Title :
Automatic Pronunciation Scoring with Score Combination by Learning to Rank and Class-Normalized DP-Based Quantization
Author :
Liang-Yu Chen ; Jang, Jyh-Shing Roger
Author_Institution :
Inst. of Inf. Syst. & Applic., Nat. Tsing Hua Univ., Hsinchu, Taiwan
Abstract :
This paper proposes an automatic pronunciation scoring framework using learning to rank and class-normalized, dynamic-programming-based quantization. The goal is to train a model that is able to grade the pronunciation of a second language learner, such that the predicted score is as close as possible to the one given by a human teacher. Under this framework, each utterance is given a score of 1 to 5 by human raters, which is treated as a ground truth rank for the training algorithm. The corpus was rated by qualified English teachers in Taiwan (nonnative speakers). Nine phone-level scores are computed and converted into word-level scores through four conversion methods. We select the 16 best performing scores as the input features to train the learning-to-rank function. The output of the function is then quantized to a discrete rank on a 1-5 scale. The quantization is done with class normalization to alleviate the problem of data imbalance over different classes. Experimental results show that the proposed framework achieves a higher correlation to the human scores than other methods, along with higher accuracy in detecting instances of mispronunciation.

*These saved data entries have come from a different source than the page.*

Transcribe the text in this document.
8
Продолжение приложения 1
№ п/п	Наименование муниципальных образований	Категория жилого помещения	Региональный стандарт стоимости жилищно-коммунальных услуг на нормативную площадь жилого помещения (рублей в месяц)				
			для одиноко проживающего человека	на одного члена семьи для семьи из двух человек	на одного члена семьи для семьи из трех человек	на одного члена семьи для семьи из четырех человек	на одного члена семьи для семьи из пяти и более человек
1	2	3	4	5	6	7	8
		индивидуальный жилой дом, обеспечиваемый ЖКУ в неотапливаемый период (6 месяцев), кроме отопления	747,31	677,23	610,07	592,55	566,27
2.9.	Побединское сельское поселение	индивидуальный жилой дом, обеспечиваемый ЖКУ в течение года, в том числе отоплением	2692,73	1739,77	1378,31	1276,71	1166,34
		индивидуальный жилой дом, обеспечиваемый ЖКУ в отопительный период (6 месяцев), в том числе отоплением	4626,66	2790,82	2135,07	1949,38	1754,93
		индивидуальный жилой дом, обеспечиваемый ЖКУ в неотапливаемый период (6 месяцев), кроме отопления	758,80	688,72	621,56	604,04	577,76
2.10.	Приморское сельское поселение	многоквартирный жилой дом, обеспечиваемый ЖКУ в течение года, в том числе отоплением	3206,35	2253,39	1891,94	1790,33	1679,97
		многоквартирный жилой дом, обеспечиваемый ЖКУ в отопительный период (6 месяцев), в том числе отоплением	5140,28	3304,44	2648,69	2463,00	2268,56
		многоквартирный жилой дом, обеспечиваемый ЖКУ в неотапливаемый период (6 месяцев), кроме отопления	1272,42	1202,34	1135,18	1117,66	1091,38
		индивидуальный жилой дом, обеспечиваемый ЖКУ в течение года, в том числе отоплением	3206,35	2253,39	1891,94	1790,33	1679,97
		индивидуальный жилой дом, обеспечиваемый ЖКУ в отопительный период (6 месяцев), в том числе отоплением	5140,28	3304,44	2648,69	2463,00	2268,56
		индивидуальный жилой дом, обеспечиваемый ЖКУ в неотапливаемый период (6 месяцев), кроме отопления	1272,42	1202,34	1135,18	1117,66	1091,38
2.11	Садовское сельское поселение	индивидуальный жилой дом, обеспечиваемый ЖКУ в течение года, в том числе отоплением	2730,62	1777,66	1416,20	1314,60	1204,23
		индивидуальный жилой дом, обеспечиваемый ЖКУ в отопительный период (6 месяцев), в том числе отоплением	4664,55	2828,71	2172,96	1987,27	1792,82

We also release a new version of our nonnative corpus with human rankings.
Keywords :
computer based training; dynamic programming; learning (artificial intelligence); natural language processing; Taiwan; automatic pronunciation scoring; class-normalized DP-based quantization; dynamic-programming-based quantization; ground truth rank; learning; phone-level score; score combination; training algorithm; word-level score; Correlation; Hidden Markov models; IEEE transactions; Quantization (signal); Speech; Speech processing; Training; Automatic pronunciation scoring; computer assisted language learning (CALL); computer assisted pronunciation training (CAPT); learning to rank;
Journal_Title :
Audio, Speech, and Language Processing, IEEE/ACM Transactions on
DOI :
10.1109/TASLP.2015.2449089